1024 (2^10) is ~10^3 (I know switching bases!) vs say 10 (10^1), so two orders of magnitude larger in general. A gig 10^9 would be many orders of magnitude. An order of magnitude is generally a jump to the next power of 10. So 10 (10^1) is an order of magnitude larger than 1 (10^0) as 100 (10^2) is to 10 (10^1), and so on. People frequently misuse the term when speaking in technical terms. When the average person uses it to denote a big jump, I let it go - usually ;) If you stick with base 2 I guess you could say many orders of magnitude (2^32 = 4,294,967,296 vs 2^8 = 256, or 24 orders of magnitude?).


But you could use Base-1024, in which case the term is used correctly. It's all relative ;)


Why? The common base is 10, and "orders of magnitude" is normally based on 10X between orders here. Ten fingers, decimal system, etc. Don't bring up metric vs. Imperial ;)

I work at an engineering firm, and that's how most engineers understand it.


Visual Studio is probably way more than 25GB, and it's 2020 still.


Depends on what packages you install, but my VS 2019 install folder is 2.5GB.


My VS folder itself is 4.1GB, but there are tons of other stuff that gets installed too. I know I downloaded about 28GB on my first install.


:) Before I read the link, I was thinking about a text editor I would keep on my rescue floppy disks. The method of distribution was typing the assembly out of the November 15, 1988 edition of PC Magazine.

http://texteditors.org/cgi-bin/wiki.pl?Ted

https://books.google.com/books?id=yFs-_3jT-5kC&pg=PA281


She's not as small as she used to be (Currently sitting at 61.1MB and has been over 30MB since 3.0) but to put that in perspective, that's smaller than the binaries for Half-Life 2 and even Half-Life 1. The release binary is even smaller at 33.5MB!


Having a little bit of discipline is all that's needed.


Or is a better question, what the hell is going on in other programs to cause them to be so gigantic?


Because some developers and project managers like, tolerate or even encourage complexity. I've read this comment on hackernews once about it, and it seems to be true.

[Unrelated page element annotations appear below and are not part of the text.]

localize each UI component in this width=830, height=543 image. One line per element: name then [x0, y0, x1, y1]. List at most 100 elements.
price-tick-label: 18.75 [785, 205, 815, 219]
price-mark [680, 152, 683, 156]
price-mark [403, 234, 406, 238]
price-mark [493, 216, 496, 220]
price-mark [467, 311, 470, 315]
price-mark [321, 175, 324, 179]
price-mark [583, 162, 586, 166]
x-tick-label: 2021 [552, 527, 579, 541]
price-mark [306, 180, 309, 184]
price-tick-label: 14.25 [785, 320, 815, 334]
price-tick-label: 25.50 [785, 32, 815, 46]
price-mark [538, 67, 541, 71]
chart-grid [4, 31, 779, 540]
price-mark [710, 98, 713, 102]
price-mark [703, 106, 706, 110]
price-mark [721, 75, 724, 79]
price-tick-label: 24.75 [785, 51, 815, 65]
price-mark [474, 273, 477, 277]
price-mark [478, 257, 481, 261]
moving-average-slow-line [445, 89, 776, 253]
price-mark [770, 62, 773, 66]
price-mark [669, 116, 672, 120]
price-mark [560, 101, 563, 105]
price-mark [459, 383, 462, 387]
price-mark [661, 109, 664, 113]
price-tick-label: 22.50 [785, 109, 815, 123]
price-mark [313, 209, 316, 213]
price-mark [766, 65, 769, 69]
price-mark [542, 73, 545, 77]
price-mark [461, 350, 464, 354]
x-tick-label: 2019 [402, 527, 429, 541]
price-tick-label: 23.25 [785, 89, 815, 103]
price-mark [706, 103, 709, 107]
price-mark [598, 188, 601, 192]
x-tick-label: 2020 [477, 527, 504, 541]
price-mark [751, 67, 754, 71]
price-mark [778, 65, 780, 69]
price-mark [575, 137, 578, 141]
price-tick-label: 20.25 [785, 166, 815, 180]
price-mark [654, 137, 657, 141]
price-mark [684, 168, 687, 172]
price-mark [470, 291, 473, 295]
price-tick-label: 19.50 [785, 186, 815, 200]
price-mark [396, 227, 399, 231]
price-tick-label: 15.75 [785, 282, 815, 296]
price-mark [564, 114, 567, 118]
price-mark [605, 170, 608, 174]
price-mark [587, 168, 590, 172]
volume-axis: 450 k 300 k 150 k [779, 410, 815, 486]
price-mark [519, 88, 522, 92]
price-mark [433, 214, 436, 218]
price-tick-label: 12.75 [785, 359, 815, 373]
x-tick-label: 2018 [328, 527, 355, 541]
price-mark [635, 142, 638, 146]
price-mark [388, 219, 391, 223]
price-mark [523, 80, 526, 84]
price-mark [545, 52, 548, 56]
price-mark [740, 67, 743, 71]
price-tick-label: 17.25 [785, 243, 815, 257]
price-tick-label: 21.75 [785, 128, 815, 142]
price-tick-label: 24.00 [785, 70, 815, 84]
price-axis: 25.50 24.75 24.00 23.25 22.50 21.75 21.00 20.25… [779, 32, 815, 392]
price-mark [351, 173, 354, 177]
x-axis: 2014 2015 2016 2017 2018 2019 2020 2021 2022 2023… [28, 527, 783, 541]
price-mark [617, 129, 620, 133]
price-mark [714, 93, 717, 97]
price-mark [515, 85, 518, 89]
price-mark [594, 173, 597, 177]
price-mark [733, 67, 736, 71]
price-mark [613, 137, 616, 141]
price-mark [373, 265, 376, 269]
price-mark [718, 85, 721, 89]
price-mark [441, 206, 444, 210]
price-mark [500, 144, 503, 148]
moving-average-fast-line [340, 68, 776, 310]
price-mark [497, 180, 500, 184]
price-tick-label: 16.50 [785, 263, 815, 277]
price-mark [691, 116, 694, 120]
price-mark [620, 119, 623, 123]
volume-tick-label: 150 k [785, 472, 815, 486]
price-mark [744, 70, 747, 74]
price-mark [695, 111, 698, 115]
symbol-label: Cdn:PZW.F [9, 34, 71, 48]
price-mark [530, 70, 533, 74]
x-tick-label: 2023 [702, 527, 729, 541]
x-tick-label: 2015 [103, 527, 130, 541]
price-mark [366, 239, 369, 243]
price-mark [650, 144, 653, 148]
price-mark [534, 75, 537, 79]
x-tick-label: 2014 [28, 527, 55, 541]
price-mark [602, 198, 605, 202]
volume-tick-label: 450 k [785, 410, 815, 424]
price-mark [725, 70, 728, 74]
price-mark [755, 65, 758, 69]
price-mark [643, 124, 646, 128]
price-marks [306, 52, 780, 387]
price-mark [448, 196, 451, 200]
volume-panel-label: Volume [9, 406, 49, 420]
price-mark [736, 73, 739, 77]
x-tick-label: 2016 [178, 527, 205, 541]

There is Wirth's law ("software is getting slower more rapidly than hardware is becoming faster").

Generally, developers don't like performance, for some weird reason. The 97% Knuth quote might have played a major role, unfortunately it doesn't apply to game development at all. It's always a compromise between speed and code size.

For the rest, too many developers are not educated about electronics or physics, and often disregard important topics like memory management and data structures. But computer science always is complex. The generalization of garbage collected languages is also a big problem (see Minecraft)

Another problem is the lack of discipline and OSHA-like regulations in software development. The software industry is too anarchic and liberal-minded (Silicon Valley-style venture capitalism has a lot to do with this). It results in a lot of work being easily thrown away.


By not having massive dependencies?


Well, if you had massive dependencies you'd probably look at consuming them as shared libraries making your binary smaller than if you rolled your own solution, right?

The fact that the Godot editor includes the Godot runtime along with its own UI- and graphics stack (if I'm not mistaken?) in such a small bundle makes this even more impressive to me.


Godot has many parts besides the UI and graphics stack, and most of its dependencies vendored and statically linked. See the thirdparty folder for a list: https://github.com/godotengine/godot/tree/master/thirdparty

The official binaries include everything, but many of the larger bits are optional and can be disabled during build time to reduce the size of the executable: https://docs.godotengine.org/en/stable/development/compiling...


There's very little in the way of media or other assets -- it's all just code.